É claro que, tendo em conta o actual cenário de emergência higiénico-sanitária que vivemos, o subgénero do filme de pandemia parece ser muito mais pertinente, mas este sempre foi um tema com tradição, inclusive na literatura. Há os óbvios exemplos do nosso Saramago (com o Ensaio sobre a Cegueira, que também já foi adaptado ao grande ecrã) ou de A Peste, de Camus, que agora tem sido lido aos milhões, mas já em 1912 Jack London escrevia A Praga Escarlate, por exemplo, ou Mary Shelley lançava o seu The Last Man em 1826(!).
Por isso, de certa forma, Love and Monsters dá sempre lembranças de um monstro de Frankenstein, já que nos dá a sensação regular de que estamos ver algo que já vimos antes. Incluindo o próprio tom e estilo do filme, que remete imediatamente para Bem-Vindo à Zombieland, se bem que com criaturas gigantes em vez de zombies.
Estamos então num futuro hipotético não muito distante, em que a radiação gerada por uns mísseis usados para destruir um meteorito que se aproximava ameaçadoramente da Terra, fez mutar os insectos até proporções XXL, que acabaram por dizimar a Humanidade. Restam pequenas comunidades subterrâneas, que vão sobrevivendo como podem. É numa delas que vive Joel (Dylan O’Brien), uma jovem neurótico e com tendência para a auto-depreciação, que se sente cada vez mais sozinho enquanto vê todos à sua volta a pinar menos ele.
Joel vai então encher-se de coragem e decidir atravessar 150 quilómetros à superfície, até à colónia onde vive a sua namorada (Jessica Henwick), que não vê desde o apocalipse. Essa viagem, que vai incluir adoptar um cão (que remete logo para Um Rapaz e o Seu Cão, esse modelo do filme pós-apocalíptico, se bem que sem a parte misógina), fazer amizade com dois sobreviventes (Michael Rooker e Ariana Greenblatt) ou enfrentar piratas, vai ser também uma viagem interior, que o vai fazer crescer e mudar. E o amor vai ter um papel determinante.

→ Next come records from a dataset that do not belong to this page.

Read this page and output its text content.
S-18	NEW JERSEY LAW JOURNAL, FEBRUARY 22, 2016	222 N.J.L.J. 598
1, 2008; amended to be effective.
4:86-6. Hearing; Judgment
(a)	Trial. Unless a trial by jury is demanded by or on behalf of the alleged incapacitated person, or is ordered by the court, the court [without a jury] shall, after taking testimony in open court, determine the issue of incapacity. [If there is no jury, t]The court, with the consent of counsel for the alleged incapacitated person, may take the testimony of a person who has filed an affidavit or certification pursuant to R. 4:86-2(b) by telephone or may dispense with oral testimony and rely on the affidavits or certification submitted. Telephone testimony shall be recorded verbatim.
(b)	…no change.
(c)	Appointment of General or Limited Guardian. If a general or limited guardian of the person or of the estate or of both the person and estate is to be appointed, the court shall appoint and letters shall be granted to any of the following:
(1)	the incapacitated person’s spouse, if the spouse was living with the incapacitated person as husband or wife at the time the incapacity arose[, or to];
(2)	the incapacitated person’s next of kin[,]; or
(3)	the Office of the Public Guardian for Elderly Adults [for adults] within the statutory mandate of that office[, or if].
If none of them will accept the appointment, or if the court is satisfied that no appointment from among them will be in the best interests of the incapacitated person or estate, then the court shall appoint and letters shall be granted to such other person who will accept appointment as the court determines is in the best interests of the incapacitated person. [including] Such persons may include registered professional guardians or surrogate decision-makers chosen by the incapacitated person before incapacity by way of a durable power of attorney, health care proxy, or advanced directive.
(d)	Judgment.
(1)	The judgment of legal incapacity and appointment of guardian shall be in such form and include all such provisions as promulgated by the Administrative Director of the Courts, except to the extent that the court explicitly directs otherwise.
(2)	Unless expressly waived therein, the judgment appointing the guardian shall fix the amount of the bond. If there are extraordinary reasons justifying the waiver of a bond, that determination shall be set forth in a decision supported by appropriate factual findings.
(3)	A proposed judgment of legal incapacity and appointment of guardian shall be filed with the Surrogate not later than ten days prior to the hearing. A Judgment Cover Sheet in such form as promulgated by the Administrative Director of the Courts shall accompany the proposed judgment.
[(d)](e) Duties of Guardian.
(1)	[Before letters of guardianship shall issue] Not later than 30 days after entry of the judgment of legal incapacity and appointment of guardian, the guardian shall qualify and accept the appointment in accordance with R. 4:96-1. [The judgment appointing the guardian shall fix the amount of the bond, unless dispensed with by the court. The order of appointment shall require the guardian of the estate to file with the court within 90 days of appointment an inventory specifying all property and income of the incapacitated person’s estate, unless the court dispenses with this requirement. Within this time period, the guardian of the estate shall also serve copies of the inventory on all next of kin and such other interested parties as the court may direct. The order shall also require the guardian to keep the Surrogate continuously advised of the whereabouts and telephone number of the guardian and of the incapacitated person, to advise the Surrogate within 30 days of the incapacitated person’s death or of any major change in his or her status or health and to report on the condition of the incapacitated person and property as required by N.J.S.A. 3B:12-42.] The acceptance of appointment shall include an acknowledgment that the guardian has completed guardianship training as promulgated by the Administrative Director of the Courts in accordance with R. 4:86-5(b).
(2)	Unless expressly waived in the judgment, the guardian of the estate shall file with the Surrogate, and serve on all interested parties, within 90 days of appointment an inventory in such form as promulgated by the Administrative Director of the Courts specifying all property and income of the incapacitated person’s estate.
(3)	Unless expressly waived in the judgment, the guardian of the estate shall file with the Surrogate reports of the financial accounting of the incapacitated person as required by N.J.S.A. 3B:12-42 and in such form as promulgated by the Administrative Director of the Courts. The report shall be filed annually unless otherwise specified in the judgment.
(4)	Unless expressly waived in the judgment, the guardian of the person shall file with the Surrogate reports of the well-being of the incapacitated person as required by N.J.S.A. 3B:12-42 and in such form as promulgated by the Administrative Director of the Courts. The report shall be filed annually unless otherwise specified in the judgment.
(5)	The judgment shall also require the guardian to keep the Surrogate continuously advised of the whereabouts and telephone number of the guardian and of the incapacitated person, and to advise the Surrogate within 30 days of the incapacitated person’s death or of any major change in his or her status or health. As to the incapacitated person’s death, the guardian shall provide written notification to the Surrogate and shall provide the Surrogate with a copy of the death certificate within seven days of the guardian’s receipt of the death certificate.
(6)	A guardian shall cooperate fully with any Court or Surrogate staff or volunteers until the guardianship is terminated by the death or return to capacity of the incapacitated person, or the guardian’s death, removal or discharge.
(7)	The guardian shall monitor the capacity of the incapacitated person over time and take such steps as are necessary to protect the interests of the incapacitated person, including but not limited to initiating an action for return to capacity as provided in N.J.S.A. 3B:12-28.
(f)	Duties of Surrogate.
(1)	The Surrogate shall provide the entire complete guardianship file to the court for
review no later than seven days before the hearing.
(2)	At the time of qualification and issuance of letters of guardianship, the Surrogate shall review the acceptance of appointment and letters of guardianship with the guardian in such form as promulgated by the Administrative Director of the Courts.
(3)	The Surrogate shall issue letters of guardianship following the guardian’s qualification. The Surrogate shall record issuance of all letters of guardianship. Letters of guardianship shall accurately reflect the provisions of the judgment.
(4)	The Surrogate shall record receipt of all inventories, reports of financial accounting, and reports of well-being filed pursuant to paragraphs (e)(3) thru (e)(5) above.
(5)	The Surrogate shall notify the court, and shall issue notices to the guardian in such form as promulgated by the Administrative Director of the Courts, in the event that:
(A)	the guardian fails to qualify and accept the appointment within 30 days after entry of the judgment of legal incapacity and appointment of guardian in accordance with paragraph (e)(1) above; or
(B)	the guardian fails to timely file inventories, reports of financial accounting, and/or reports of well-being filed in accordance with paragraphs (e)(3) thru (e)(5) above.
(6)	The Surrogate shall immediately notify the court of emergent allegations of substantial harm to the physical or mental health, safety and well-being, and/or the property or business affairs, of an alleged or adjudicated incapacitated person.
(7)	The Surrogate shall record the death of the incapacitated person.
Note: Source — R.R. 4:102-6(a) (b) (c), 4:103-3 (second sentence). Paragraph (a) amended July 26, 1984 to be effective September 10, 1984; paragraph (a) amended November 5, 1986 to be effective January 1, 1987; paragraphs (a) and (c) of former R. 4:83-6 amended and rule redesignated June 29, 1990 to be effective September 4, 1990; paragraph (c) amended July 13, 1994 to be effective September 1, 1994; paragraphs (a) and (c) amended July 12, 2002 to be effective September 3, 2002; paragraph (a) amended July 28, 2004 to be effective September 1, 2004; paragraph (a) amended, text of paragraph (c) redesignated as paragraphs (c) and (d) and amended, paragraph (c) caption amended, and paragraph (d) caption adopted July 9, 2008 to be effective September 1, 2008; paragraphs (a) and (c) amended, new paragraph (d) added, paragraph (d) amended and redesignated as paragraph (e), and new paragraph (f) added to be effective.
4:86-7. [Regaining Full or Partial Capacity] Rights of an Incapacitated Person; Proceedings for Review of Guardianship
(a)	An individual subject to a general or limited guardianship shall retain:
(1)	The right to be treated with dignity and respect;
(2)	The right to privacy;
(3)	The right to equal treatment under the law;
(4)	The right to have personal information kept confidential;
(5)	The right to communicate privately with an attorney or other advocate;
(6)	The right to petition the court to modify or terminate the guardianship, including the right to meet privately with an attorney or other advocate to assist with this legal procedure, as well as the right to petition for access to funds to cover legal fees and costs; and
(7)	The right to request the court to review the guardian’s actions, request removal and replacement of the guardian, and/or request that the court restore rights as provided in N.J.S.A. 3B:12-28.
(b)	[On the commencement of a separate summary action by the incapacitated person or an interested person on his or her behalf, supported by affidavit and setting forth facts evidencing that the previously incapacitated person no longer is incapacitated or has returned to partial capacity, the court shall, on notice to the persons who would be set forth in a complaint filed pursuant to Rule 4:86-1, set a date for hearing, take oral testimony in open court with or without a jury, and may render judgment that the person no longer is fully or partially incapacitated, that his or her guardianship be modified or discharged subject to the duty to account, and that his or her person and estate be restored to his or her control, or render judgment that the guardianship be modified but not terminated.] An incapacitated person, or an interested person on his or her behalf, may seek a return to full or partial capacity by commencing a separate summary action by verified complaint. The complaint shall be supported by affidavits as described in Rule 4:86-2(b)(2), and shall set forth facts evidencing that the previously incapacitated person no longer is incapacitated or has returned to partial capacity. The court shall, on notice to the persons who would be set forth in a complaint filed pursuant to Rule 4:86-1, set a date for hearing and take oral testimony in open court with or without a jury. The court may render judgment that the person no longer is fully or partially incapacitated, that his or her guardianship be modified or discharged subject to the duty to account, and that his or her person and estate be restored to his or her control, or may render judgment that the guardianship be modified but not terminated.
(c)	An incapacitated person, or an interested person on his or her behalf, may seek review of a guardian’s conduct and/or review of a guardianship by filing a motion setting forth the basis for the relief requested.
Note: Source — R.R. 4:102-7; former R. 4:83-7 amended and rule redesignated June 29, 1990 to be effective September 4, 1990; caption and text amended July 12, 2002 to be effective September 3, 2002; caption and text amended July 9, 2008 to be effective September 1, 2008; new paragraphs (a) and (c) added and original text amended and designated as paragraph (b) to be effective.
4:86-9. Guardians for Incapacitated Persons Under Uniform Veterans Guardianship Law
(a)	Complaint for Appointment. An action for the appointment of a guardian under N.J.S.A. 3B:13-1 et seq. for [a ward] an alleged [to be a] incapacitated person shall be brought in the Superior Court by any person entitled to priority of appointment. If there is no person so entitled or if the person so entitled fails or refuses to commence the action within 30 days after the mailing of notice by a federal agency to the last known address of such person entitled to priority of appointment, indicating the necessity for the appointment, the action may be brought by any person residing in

Tal como a série da Netflix, Love, Death and Robots, Love and Monsters é um divertido e bem-dispostos filme de aventuras sobre o amor, a vida e a morte, mas com insectos gigantes em vez de robôs. Esgota-se rapidamente por estar sempre a querer passar por em vez de se limitar simplesmente a ser e, quando termina o último acto, lança a sua mensagem moralista apelando à coragem para enfrentar o mundo exterior, na rua, sem medo. O que, tendo em conta a actual emergência higiénico-sanitária soa um pouco a filme negacionista e anti-máscara, o que quero acreditar ser apenas a minha paranóia a ver coisas onde elas não existem. Por isso, sem interpretação negacionista, Cheesebruger; com interpretação negacionista, Pão com Manteiga e uma cuspidela lá dentro.